Сапожки с явно завышенными каблуками, точеная талия под тщательно подогнанным френчем, белозубая улыбка и золотистая прядь волос под пилоткой.

– Почти, обер-лейтенант, – слегка колеблясь, признал Гредер, не в состоянии оторвать взгляда от идущей к нему через зал приветливо улыбающейся женщины.

– Уже гауптман. Приказом по штабу Геринга. Не успела сменить знаки различия, но это существенно. Как видите, не вы один засиделись в своем прежнем чине.

– Очень приятно, гауптман.

Арнольд хотел сказать еще что-то, однако Софи не давала ему возможности перехватить инициативу.

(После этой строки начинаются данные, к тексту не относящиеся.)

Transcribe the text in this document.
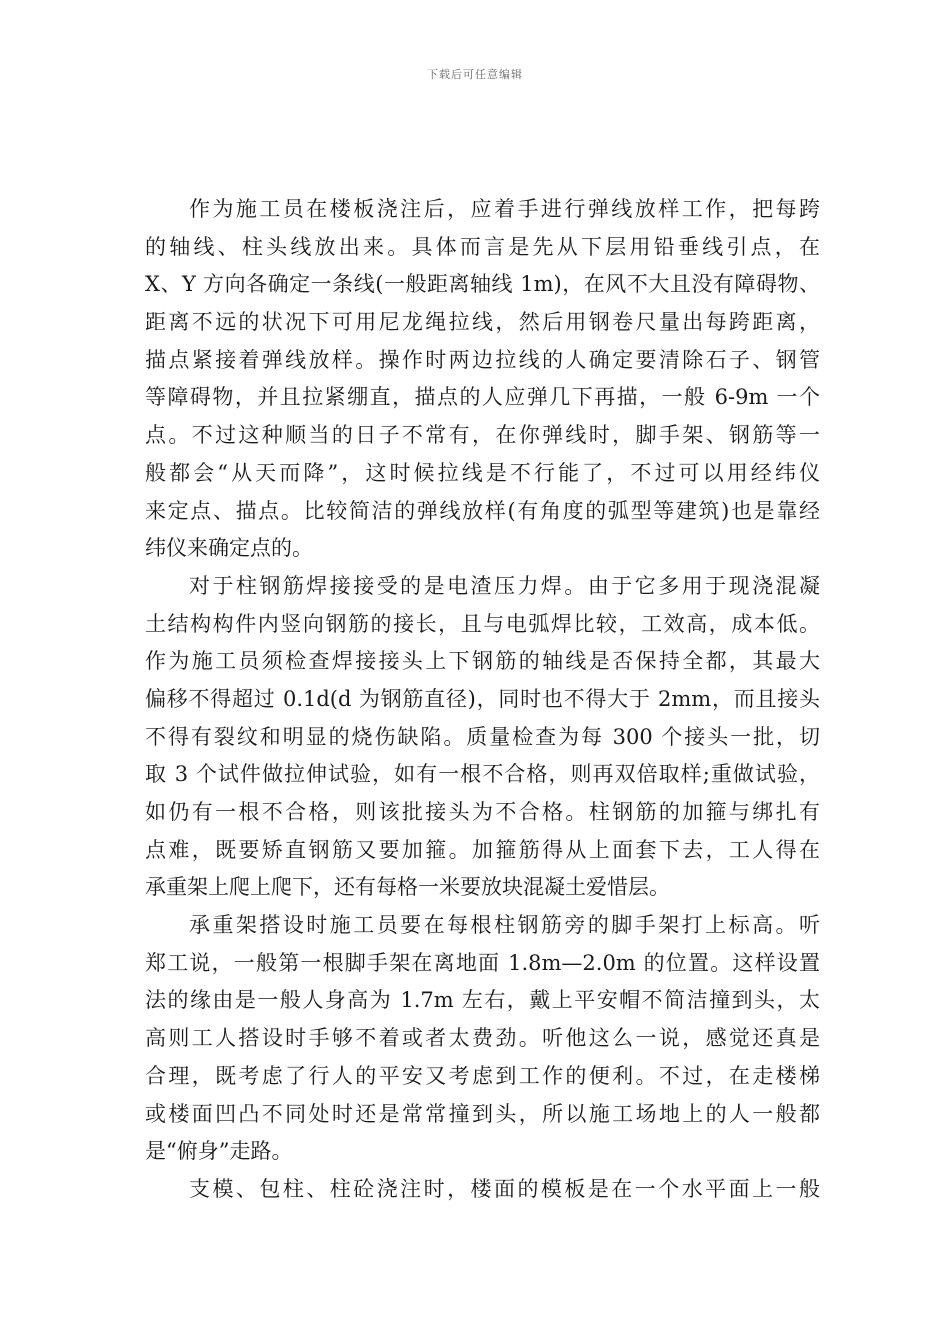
下载后可任意编辑
作为施工员在楼板浇注后，应着手进行弹线放样工作，把每跨
的轴线、柱头线放出来。具体而言是先从下层用铅垂线引点，在
X、Y 方向各确定一条线(一般距离轴线 1m)，在风不大且没有障碍物、
距离不远的状况下可用尼龙绳拉线，然后用钢卷尺量出每跨距离，
描点紧接着弹线放样。操作时两边拉线的人确定要清除石子、钢管
等障碍物，并且拉紧绷直，描点的人应弹几下再描，一般 6-9m 一个
点。不过这种顺当的日子不常有，在你弹线时，脚手架、钢筋等一
般都会“从天而降”，这时候拉线是不行能了，不过可以用经纬仪
来定点、描点。比较简洁的弹线放样(有角度的弧型等建筑)也是靠经
纬仪来确定点的。
对于柱钢筋焊接接受的是电渣压力焊。由于它多用于现浇混凝
土结构构件内竖向钢筋的接长，且与电弧焊比较，工效高，成本低。
作为施工员须检查焊接接头上下钢筋的轴线是否保持全都，其最大
偏移不得超过 0.1d(d 为钢筋直径)，同时也不得大于 2mm，而且接头
不得有裂纹和明显的烧伤缺陷。质量检查为每 300 个接头一批，切
取 3 个试件做拉伸试验，如有一根不合格，则再双倍取样;重做试验，
如仍有一根不合格，则该批接头为不合格。柱钢筋的加箍与绑扎有
点难，既要矫直钢筋又要加箍。加箍筋得从上面套下去，工人得在
承重架上爬上爬下，还有每格一米要放块混凝土爱惜层。
承重架搭设时施工员要在每根柱钢筋旁的脚手架打上标高。听
郑工说，一般第一根脚手架在离地面 1.8m—2.0m 的位置。这样设置
法的缘由是一般人身高为 1.7m 左右，戴上平安帽不简洁撞到头，太
高则工人搭设时手够不着或者太费劲。听他这么一说，感觉还真是
合理，既考虑了行人的平安又考虑到工作的便利。不过，在走楼梯
或楼面凹凸不同处时还是常常撞到头，所以施工场地上的人一般都
是“俯身”走路。
支模、包柱、柱砼浇注时，楼面的模板是在一个水平面上一般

– Если вы считаете, что намерены поведать мне что-то слишком секретное, можем пройти в соседнюю комнату. Если же ваша информация заключается в сообщении о моей поездке в Швейцарию, то можете не утруждать себя: завтра я лечу в Вену, оттуда – в Берн. Конечно, многими Швейцария воспринимается сейчас, как ареал всемирного шпионажа, где все чувствуют себя на нейтральной территории, но люди науки и искусства, к коим я отныне принадлежу, шпионскими страстями обычно не интересуются.

Взирая на растерянное лицо Гредера, барон мстительно улыбался: Софи использовала против мастера «диких монологов» его же оружие.

– У меня есть поручение Скорцени. Нам нужно серьезно поговорить.

– Правда? Как мило. А то ведь, исходя из того словесного потока, который вы только что здесь выплеснули, у меня, господин штандартенфюрер, создалось впечатление, что вы пришли сюда с совершенно иными намерениями. И пожалуйста, впредь прошу не распространяться обо мне, как о русской пленнице, беженке и все такое прочее.

19

Едва Софи произнесла это свое: «Впредь прошу не распространяться обо мне, как о русской беженке», как вновь ожил телефон. Она вопросительно взглянула на барона и вежливо улыбнулась, но тот молча кивнул, разрешая поднять трубку.

– Здесь гауптштурмфюрер Родль, адъютант Скорцени, – услышала мягкий, слегка бархатистый голос, доносившийся из Берлина. – Кто у телефона?